Medan Pers, JAKARTA – Meski usianya tak muda lagi, pengacara kondang Krisna Murti meraih gelar PhD dari Universitas Jayabaya, Jakarta Timur.
Sebagai seorang pengacara yang telah berkecimpung di dunia hukum Indonesia, ia ingin meningkatkan kemampuannya menjadi lebih baik.
BACA JUGA: Polda keluarkan panggilan kedua terhadap Tonny Permana, kata pengacara Krisna Murti
Ia memulai studinya pada Maret 2021 dan akhirnya dipromosikan pada Oktober 2024. Krisna menyandang gelar Doktor Ilmu Hukum dengan predikat cumlaude.
“Saya berharap gelar guru besar dapat terus kita sandang di masa mendatang,” kata Krisna, Selasa (8/10) di Jakarta.
BACA JUGA: Krisna Murti mendukung usulan KPK terkait Perppu Pilkada
Di tengah kesibukannya sebagai pengacara, Krisna berhasil menyelesaikan tesisnya dengan judul “Rumusan Ideal Tindakan Hukum Luar Biasa Peninjauan Kembali oleh Jaksa Penuntut Umum dalam Perspektif Keadilan dan Kepastian Hukum”.
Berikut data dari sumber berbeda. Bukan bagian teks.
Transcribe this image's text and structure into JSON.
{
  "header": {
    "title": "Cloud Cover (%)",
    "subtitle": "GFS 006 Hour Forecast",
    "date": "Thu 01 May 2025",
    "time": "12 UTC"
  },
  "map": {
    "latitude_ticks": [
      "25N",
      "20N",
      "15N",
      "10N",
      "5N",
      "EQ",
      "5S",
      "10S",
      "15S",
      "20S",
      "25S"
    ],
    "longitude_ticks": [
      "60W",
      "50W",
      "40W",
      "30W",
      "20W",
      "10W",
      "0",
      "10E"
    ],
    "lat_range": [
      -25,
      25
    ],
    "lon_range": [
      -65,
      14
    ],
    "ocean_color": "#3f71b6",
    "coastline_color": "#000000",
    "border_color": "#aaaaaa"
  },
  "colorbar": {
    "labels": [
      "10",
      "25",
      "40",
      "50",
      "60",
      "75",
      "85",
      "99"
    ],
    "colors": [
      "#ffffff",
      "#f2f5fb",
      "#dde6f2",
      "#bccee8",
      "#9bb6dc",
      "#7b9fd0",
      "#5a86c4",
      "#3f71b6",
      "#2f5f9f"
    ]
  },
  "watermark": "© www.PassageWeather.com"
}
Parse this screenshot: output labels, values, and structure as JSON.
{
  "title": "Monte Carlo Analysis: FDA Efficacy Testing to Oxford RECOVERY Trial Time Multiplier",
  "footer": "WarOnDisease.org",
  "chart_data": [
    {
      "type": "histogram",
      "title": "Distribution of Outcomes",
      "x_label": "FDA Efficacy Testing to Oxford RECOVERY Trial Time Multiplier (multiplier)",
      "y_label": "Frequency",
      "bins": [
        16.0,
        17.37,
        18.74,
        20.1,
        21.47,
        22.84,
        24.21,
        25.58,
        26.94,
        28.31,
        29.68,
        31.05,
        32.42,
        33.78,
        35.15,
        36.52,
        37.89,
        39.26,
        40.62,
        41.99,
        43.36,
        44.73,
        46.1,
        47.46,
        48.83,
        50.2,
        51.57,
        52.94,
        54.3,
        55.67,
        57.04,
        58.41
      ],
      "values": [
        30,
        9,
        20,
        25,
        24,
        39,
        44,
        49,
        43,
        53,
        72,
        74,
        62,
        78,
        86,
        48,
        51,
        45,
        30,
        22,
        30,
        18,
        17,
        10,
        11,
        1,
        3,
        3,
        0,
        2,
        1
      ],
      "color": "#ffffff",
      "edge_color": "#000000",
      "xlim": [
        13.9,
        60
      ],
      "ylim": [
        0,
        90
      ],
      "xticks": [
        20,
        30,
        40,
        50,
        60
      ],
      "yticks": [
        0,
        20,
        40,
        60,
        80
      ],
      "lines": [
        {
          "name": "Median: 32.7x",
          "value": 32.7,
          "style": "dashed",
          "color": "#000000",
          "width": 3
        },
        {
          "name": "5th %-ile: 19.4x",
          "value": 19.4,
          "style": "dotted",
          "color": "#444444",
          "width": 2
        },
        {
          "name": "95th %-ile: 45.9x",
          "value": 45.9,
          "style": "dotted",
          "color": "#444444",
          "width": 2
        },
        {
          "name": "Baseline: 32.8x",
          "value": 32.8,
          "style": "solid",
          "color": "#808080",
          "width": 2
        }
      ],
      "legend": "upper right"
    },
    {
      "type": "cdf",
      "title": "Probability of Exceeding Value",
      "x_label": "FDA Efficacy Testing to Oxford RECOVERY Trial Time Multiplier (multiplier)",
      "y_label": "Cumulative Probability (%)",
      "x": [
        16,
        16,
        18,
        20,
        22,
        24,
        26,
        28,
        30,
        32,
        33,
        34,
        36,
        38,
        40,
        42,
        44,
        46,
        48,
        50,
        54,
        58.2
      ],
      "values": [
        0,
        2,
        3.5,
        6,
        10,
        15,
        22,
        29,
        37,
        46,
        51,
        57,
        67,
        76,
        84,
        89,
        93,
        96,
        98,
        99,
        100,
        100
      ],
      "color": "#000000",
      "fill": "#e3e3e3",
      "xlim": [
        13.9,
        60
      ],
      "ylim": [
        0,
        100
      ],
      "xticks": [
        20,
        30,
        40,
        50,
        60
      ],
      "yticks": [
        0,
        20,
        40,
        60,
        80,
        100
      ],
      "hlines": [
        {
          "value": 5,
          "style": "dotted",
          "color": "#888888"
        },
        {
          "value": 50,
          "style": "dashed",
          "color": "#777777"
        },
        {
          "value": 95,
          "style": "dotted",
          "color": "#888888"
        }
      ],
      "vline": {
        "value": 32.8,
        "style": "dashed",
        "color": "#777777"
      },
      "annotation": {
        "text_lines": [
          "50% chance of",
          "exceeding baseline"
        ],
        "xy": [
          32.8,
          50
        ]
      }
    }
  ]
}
Tesis ini membahas tentang terbentuknya sistem penilaian perkara pidana yang ideal oleh jaksa untuk mencapai keadilan dan kepastian hukum di Indonesia berdasarkan berbagai aspek filosofis dan rasional, serta melihat perkembangan hukum terkait judicial review di negara lain, seperti Belanda.
BACA JUGA: Lebih sedikit pelajar yang menjadi korban eksploitasi seksual
Krisna menilai sudah saatnya Indonesia memberikan kewenangan kepada jaksa penuntut untuk mengambil tindakan hukum yang tidak biasa dalam uji materi. Asalkan memenuhi syarat-syarat yang relevan, seperti ditemukannya fakta atau bukti baru (novum), adanya keterangan palsu dari saksi-saksi tersangka, dan kesalahan hakim yang mengadili perkara.
Kekuasaan Jaksa untuk mengambil tindakan hukum luar biasa dalam rangka peninjauan kembali merupakan bagian dari pelaksanaan tugas dan tanggung jawabnya dalam memperjuangkan keadilan bagi para korban. Hal ini dilakukan untuk mencapai undang-undang yang menawarkan kepastian hukum yang setara.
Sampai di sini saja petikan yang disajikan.